H. Magoun a proposito della BTL parlava di “…una sensazione di contrasto tra


libertà e restrizione di movimento. L’abilità consiste nel mantenere i tessuti nel punto
in cui tale contrasto avviene…” (1976).

La tecnica di bilanciamento legamentoso è infatti un vero e proprio approccio


manuale di tipo funzionale con target specifico legamentoso, ma con effetti ben più
ridondanti. Esso prevede la conduzione dell’articolazione disfunzionale in direzione
della disfunzione (ossia nella stessa direzione della forza traumatica), quanto
necessario per ripristinare la tensione dei legamenti “accorciati”.
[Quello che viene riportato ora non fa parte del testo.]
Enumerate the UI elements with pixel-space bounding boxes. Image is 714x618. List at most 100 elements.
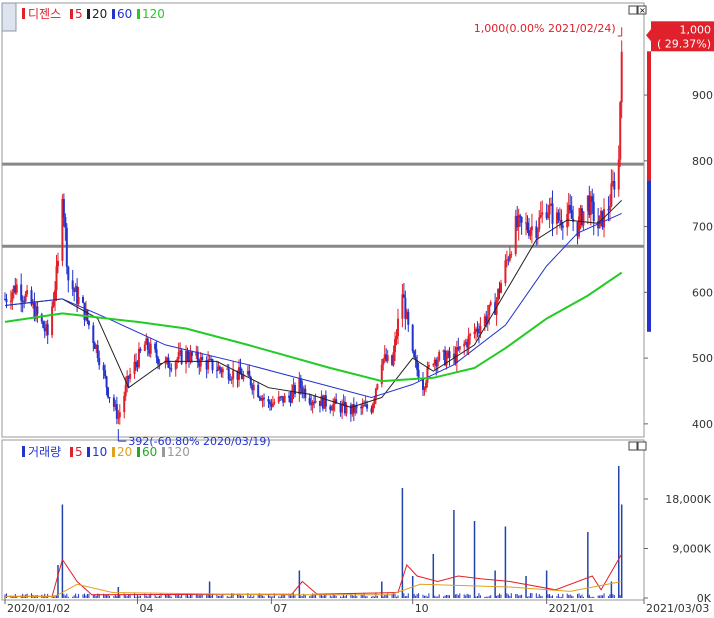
legend-item: 5: [75, 7, 83, 21]
candle-body: [170, 368, 173, 370]
legend-swatch: [137, 9, 140, 19]
candle-body: [329, 406, 332, 410]
maximize-button[interactable]: [628, 5, 638, 15]
legend-swatch: [70, 9, 73, 19]
candle-body: [299, 378, 302, 388]
candle-body: [155, 349, 158, 358]
legend-item: 120: [142, 7, 165, 21]
x-tick-label: 04: [139, 602, 153, 615]
legend-swatch: [162, 447, 165, 457]
candle-body: [411, 324, 414, 352]
candle-body: [167, 357, 170, 368]
candle-body: [186, 351, 189, 360]
candle-body: [71, 280, 74, 290]
x-tick-label: 2021/01: [549, 602, 595, 615]
candle-body: [174, 362, 177, 370]
candle-body: [105, 376, 108, 388]
candle-body: [341, 404, 344, 413]
candle-body: [36, 306, 39, 315]
candle-body: [582, 211, 585, 226]
legend-marker: [22, 8, 25, 19]
legend-item: 10: [92, 445, 107, 459]
candle-body: [547, 214, 550, 219]
y-tick-label: 700: [692, 221, 713, 234]
candle-body: [489, 302, 492, 305]
volume-maximize-button[interactable]: [628, 441, 638, 451]
candle-body: [508, 254, 511, 261]
y-tick-label: 400: [692, 418, 713, 431]
candle-body: [423, 388, 426, 390]
candle-body: [510, 253, 513, 255]
candle-body: [273, 402, 276, 404]
candle-body: [619, 102, 622, 160]
candle-body: [504, 260, 507, 284]
volume-close-button[interactable]: [637, 441, 647, 451]
candle-body: [438, 351, 441, 361]
candle-body: [62, 199, 65, 217]
legend-swatch: [87, 9, 90, 19]
candle-body: [413, 351, 416, 357]
candle-body: [519, 215, 522, 218]
stock-chart-canvas: × 디젠스 5 20 60 120 거래량 5 10 20 60 120 400 500 600 700…: [0, 0, 714, 618]
legend-swatch: [87, 447, 90, 457]
volume-tick-label: 9,000K: [672, 543, 711, 556]
candle-body: [463, 343, 466, 347]
candle-body: [569, 205, 572, 210]
candle-body: [557, 212, 560, 221]
candle-body: [536, 229, 539, 238]
volume-panel-corner-buttons[interactable]: [628, 441, 647, 451]
candle-body: [115, 404, 118, 419]
candle-body: [102, 365, 105, 371]
candle-body: [139, 348, 142, 351]
candle-body: [570, 209, 573, 219]
candle-body: [373, 398, 376, 405]
y-tick-label: 500: [692, 352, 713, 365]
x-tick-label: 10: [415, 602, 429, 615]
legend-item: 5: [75, 445, 83, 459]
candle-body: [65, 227, 68, 267]
candle-body: [291, 390, 294, 403]
candle-body: [143, 344, 146, 351]
current-range-down: [647, 180, 651, 332]
candle-body: [613, 181, 616, 190]
candle-body: [20, 284, 23, 301]
price-panel-corner-buttons[interactable]: ×: [628, 5, 647, 15]
legend-swatch: [112, 447, 115, 457]
candle-body: [366, 404, 369, 409]
legend-swatch: [137, 447, 140, 457]
candle-body: [232, 370, 235, 380]
candle-body: [530, 226, 533, 231]
candle-body: [371, 404, 374, 413]
candle-body: [283, 395, 286, 403]
candle-body: [137, 348, 140, 368]
legend-swatch: [112, 9, 115, 19]
candle-body: [104, 370, 107, 377]
y-tick-label: 900: [692, 89, 713, 102]
candle-body: [578, 216, 581, 237]
candle-body: [520, 217, 523, 223]
candle-body: [168, 367, 171, 369]
chart-background: [0, 0, 714, 618]
candle-body: [541, 212, 544, 215]
panel-settings-tab[interactable]: [1, 2, 17, 32]
candle-body: [52, 300, 55, 307]
candle-body: [407, 311, 410, 325]
candle-body: [55, 266, 58, 291]
candle-body: [476, 328, 479, 332]
candle-body: [258, 397, 261, 399]
legend-item: 디젠스: [28, 7, 61, 21]
price-legend: 디젠스 5 20 60 120: [22, 7, 165, 21]
high-annotation-label: 1,000(0.00% 2021/02/24): [474, 22, 616, 35]
candle-body: [500, 283, 503, 293]
candle-body: [5, 299, 8, 303]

È in questa fase che si individua e mantiene un balance point, ossia un punto di


equilibrio tensionale (individuabile sempre nell’arco del vettore disfunzionale). A
questo balance point seguirà uno still point, ossia una fase di silenzio neurocettivo, a
cui finalmente farà seguito il rilascio tessutale avvertito come un aumento della
temperatura locale (con il cosìddetto “therapeutic pulse”), ed un ripristino
dell’equilibrio della mobilità articolare.

Le tecniche di bilanciamento delle membrane e quindi dei fluidi hanno un effetto sul
sistema nervoso autonomo, questo è stato studiato tramite indicatori come pulsazione
cardiaca e arteriosa, frequenza respiratoria e pressione arteriosa. R. Schneider
2006

Conclusioni

Il riequilibrio del sistema fasciale a nostro avviso passa attraverso una possibilità di
differenziazione delle tecniche che dipende dalla qualità del tessuto principalmente
ma che non dimentica altri fattori.

Da una tecnica di tipo diretto, ad una indiretta fino ad una funzionale che ricerca il
punto neutro della mobilità tessutale.

Equilibrio dei diaframmi, perchè ogni diaframma lavora in consonanza con gli altri.

tutto questo per avere un armonizzazione della funzione tessutale che corrisponderà
ad una più generale armonizzazione del SNV. tutto ciò può rimettere in fase e in
armonia i concetti di postura esterna e postura interna.